On the money: Thorntons upbeat despite profit plunge
Thorntons would keep stores in "sustainable" locations, said Hart
Thorntons management today (15 February) said that the UK chocolate group is on the right track to reverse declining profits, despite the company booking a 92% fall in first-half pre-tax earnings.
Updating the market on the group's performance during the six months to 7 January, Thorntons revealed that pre-tax profits after exceptional items fell to GBP618,000 (US$971,245), compared with GBP8.3m in the first half of last year. One-off charges totalled GBP2.4m during the period, the company emphasised.
Commenting on the results during a conference call, chief executive Jonathan Hart admitted that poor Christmas trading, which was "not in-line with our expectations", had also had a negative impact on the company's profitability during the period. In addition, higher supermarket sales of more deeply discounted goods hit margins. The result was a significant drop in underlying profit, which fell 61% to GBP3.1m.
Thorntons, which sells chocolates through company-owned stores and other commercial channels, has previously signalled its intention to increase its focus on higher-volume, lower-value sales through supermarkets.
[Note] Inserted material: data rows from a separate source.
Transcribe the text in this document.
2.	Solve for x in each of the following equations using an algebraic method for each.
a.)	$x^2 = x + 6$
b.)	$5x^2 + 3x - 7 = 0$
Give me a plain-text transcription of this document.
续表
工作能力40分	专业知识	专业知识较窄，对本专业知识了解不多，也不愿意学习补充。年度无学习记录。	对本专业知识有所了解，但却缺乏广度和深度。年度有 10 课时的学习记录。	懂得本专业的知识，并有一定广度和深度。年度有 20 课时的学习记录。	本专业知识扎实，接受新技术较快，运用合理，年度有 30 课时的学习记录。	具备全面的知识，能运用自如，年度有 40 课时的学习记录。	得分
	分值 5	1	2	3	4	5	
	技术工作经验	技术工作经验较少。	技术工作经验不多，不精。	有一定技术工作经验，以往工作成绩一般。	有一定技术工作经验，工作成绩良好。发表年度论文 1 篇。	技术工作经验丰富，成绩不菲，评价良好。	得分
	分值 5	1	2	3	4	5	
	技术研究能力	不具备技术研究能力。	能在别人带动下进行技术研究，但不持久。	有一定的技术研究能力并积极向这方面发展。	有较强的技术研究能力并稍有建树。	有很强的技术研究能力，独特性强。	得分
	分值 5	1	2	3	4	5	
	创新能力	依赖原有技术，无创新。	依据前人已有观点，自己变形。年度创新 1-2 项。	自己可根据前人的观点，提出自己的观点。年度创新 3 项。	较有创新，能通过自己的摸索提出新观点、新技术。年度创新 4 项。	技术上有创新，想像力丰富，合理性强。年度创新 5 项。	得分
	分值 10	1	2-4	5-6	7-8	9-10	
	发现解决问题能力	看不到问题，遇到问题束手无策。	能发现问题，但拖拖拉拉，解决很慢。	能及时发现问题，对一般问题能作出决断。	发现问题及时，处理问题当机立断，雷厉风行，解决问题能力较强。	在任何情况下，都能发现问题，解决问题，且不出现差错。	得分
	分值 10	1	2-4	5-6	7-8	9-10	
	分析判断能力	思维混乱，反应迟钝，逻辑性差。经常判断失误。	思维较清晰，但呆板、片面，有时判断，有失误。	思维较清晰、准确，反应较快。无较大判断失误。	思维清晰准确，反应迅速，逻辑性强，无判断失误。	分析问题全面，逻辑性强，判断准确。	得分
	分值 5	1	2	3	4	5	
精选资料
As part of this move, the company intends to dramatically cut its store network, which it will trim by around 180 outlets over the next three years.
Defending the move to a lower-value, higher-volume business model – and the suggestion that this could devalue the Thorntons brand – Hart insisted that the meteoric rise in sales made through UK supermarkets left the chocolatier with little option other than to follow this route.
"What we've seen over the past dozen years is the significant growth in grocers in Britain. Consumers have voted with their feet... and for us to be a strong brand in that environment and not participate, we would clearly miss out," Hart insisted.
Thorntons does however intend to retain a retail estate comprising of between 180 and 200 stores in "sustainable" locations. This, Hart said, will provide the brand with an important "shop window" and reflects his "great confidence" in the UK high street.
While Thorntons will look to volumes over pricing to drive sales gains, management insisted that this need not be at the expense of margins.
According to finance director Mark Robson, in order to keep a lid on margins in the remainder of the year, the group is continually reviewing its products, engineering, formulation and procurement. As a consequence, Robson said he anticipates future margin pressure to ease.
In particular, Robson noted that the chocolate manufacturer is "starting to move into a more benign cost environment". However, the benefits of falling ingredients costs will take some time to feed through to the bottom line due to forward purchasing and hedging agreements, he added.
Thorntons is also working on adjusting its product mix sold through supermarket channels, management revealed. The company is "working with" its retail customers to improve the availability and visibility of its all-year-round lines, which have a higher selling price and are not so deeply discounted.